Il micro comparto delle energie nucleari ogni anno assume sempre più importanza e ricopre settori che vanno oltre quello energetico. Come ad esempio la poco trattata medicina nucleare, la quale utilizza isotopi radioattivi per diagnosi e trattamenti medici, come la radioterapia per il trattamento del cancro. Oppure in campi industriali, come il controllo della qualità, la sterilizzazione di prodotti e il trattamento di rifiuti pericolosi. Ma lo stesso vale per il comparto dell’agricoltura, attraverso l’utilizzo di isotopi per migliorare le tecniche di irrigazione, studiare le dinamiche del suolo e controllare i parassiti. Nel campo delle tecnologie nucleari vi è, nel bene nel male, il comparto della difesa, con il tanto discusso utilizzo di tecnologie nucleari per la sicurezza nazionale e la non proliferazione nucleare.
In questo senso, il VanEck Uranium and Nuclear Technologies ETF offre esposizione alle società coinvolte nell’estrazione di uranio e nelle tecnologie nucleari. Questo ETF segue il MVIS Global Uranium & Nuclear Energy Index, che include aziende globali che operano nel settore dell’uranio e delle tecnologie nucleari.
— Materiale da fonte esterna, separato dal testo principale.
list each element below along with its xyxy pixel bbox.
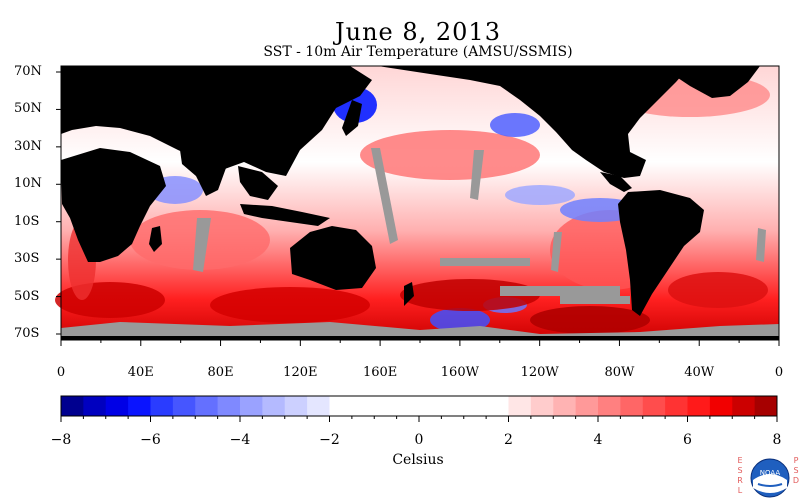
lon-label: 160W	[440, 365, 479, 380]
colorbar-bin	[575, 396, 599, 416]
colorbar-tick-label: 2	[504, 432, 513, 448]
land-central-america	[600, 172, 632, 192]
colorbar-bin	[620, 396, 644, 416]
colorbar-tick-label: 8	[772, 432, 782, 448]
colorbar-bin	[195, 396, 219, 416]
map-subtitle: SST - 10m Air Temperature (AMSU/SSMIS)	[263, 44, 573, 60]
colorbar-bin	[709, 396, 733, 416]
colorbar-bin	[553, 396, 577, 416]
colorbar-tick-label: −8	[50, 432, 72, 448]
colorbar-tick-label: −4	[229, 432, 251, 448]
colorbar-bin	[351, 396, 375, 416]
colorbar-bin	[172, 396, 196, 416]
colorbar-tick-label: 6	[683, 432, 692, 448]
lat-label: 10N	[14, 176, 42, 192]
colorbar-bin	[240, 396, 263, 416]
lat-label: 50N	[14, 101, 42, 117]
land-eurasia	[61, 66, 372, 176]
colorbar-bin	[150, 396, 174, 416]
lat-label: 50S	[14, 288, 40, 304]
colorbar-bin	[128, 396, 151, 416]
lat-label: 30S	[14, 251, 40, 267]
colorbar-bin	[374, 396, 398, 416]
lon-label: 160E	[362, 365, 398, 380]
land-australia	[290, 226, 376, 290]
colorbar-tick-label: 0	[414, 432, 424, 448]
colorbar-bin	[486, 396, 509, 416]
colorbar-bin	[284, 396, 308, 416]
colorbar-bin	[262, 396, 286, 416]
land-se-asia	[238, 166, 278, 200]
colorbar-units: Celsius	[392, 452, 444, 468]
colorbar-tick-label: −6	[140, 432, 161, 448]
lon-label: 120W	[520, 365, 559, 380]
colorbar	[60, 395, 778, 422]
colorbar-bin	[83, 396, 107, 416]
lon-label: 40W	[684, 365, 715, 380]
lat-label: 70S	[14, 326, 40, 341]
noaa-badge-icon: NOAA	[750, 458, 790, 498]
colorbar-bin	[598, 396, 621, 416]
lat-ticks	[56, 71, 61, 335]
colorbar-bin	[419, 396, 442, 416]
colorbar-bin	[732, 396, 756, 416]
lon-label: 0	[774, 365, 784, 380]
colorbar-bin	[530, 396, 554, 416]
colorbar-bin	[217, 396, 241, 416]
colorbar-bin	[687, 396, 711, 416]
lon-ticks	[60, 340, 780, 346]
missing-data	[61, 66, 779, 340]
lat-label: 10S	[14, 213, 40, 229]
lon-label: 80W	[604, 365, 635, 380]
lon-label: 120E	[283, 365, 318, 380]
land-africa	[61, 148, 166, 262]
lon-label: 40E	[127, 365, 154, 380]
colorbar-bin	[642, 396, 666, 416]
svg-text:NOAA: NOAA	[760, 469, 781, 477]
colorbar-bin	[754, 396, 778, 416]
lat-label: 70N	[14, 64, 42, 79]
colorbar-bin	[463, 396, 487, 416]
land-antarctica	[61, 336, 779, 340]
colorbar-bin	[441, 396, 465, 416]
map-title: June 8, 2013	[335, 18, 501, 46]
land-north-america	[378, 66, 690, 178]
lon-label: 0	[56, 365, 66, 380]
lat-label: 30N	[14, 138, 42, 154]
colorbar-bin	[665, 396, 688, 416]
land-madagascar	[149, 226, 162, 252]
land-masses	[61, 66, 779, 340]
land-japan	[342, 100, 362, 136]
land-greenland	[660, 66, 760, 98]
lon-label: 80E	[207, 365, 234, 380]
land-south-america	[618, 190, 704, 316]
colorbar-bin	[105, 396, 129, 416]
colorbar-bin	[61, 396, 84, 416]
colorbar-bin	[307, 396, 330, 416]
colorbar-tick-label: 4	[593, 432, 603, 448]
colorbar-bin	[396, 396, 420, 416]
land-new-zealand	[404, 282, 414, 306]
colorbar-tick-label: −2	[319, 432, 340, 448]
land-indonesia	[240, 204, 330, 226]
colorbar-bin	[329, 396, 353, 416]
colorbar-bin	[508, 396, 532, 416]
land-india	[180, 150, 226, 196]
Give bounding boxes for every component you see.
Le prime tre capitalizzazioni di questo ETF sono: Orano SA, azienda francese che si occupa dell’intero ciclo del combustibile nucleare, dall’estrazione dell’uranio alla gestione dei rifiuti, China National Nuclear Corporation (CNNC), una società nucleare cinese, che opera in vari settori, tra cui l’estrazione di uranio e la costruzione di reattori. Infine Rosatom, la società nucleare statale russa, leader mondiale nella tecnologia nucleare, dalla produzione di combustibile alla costruzione di centrali nucleari.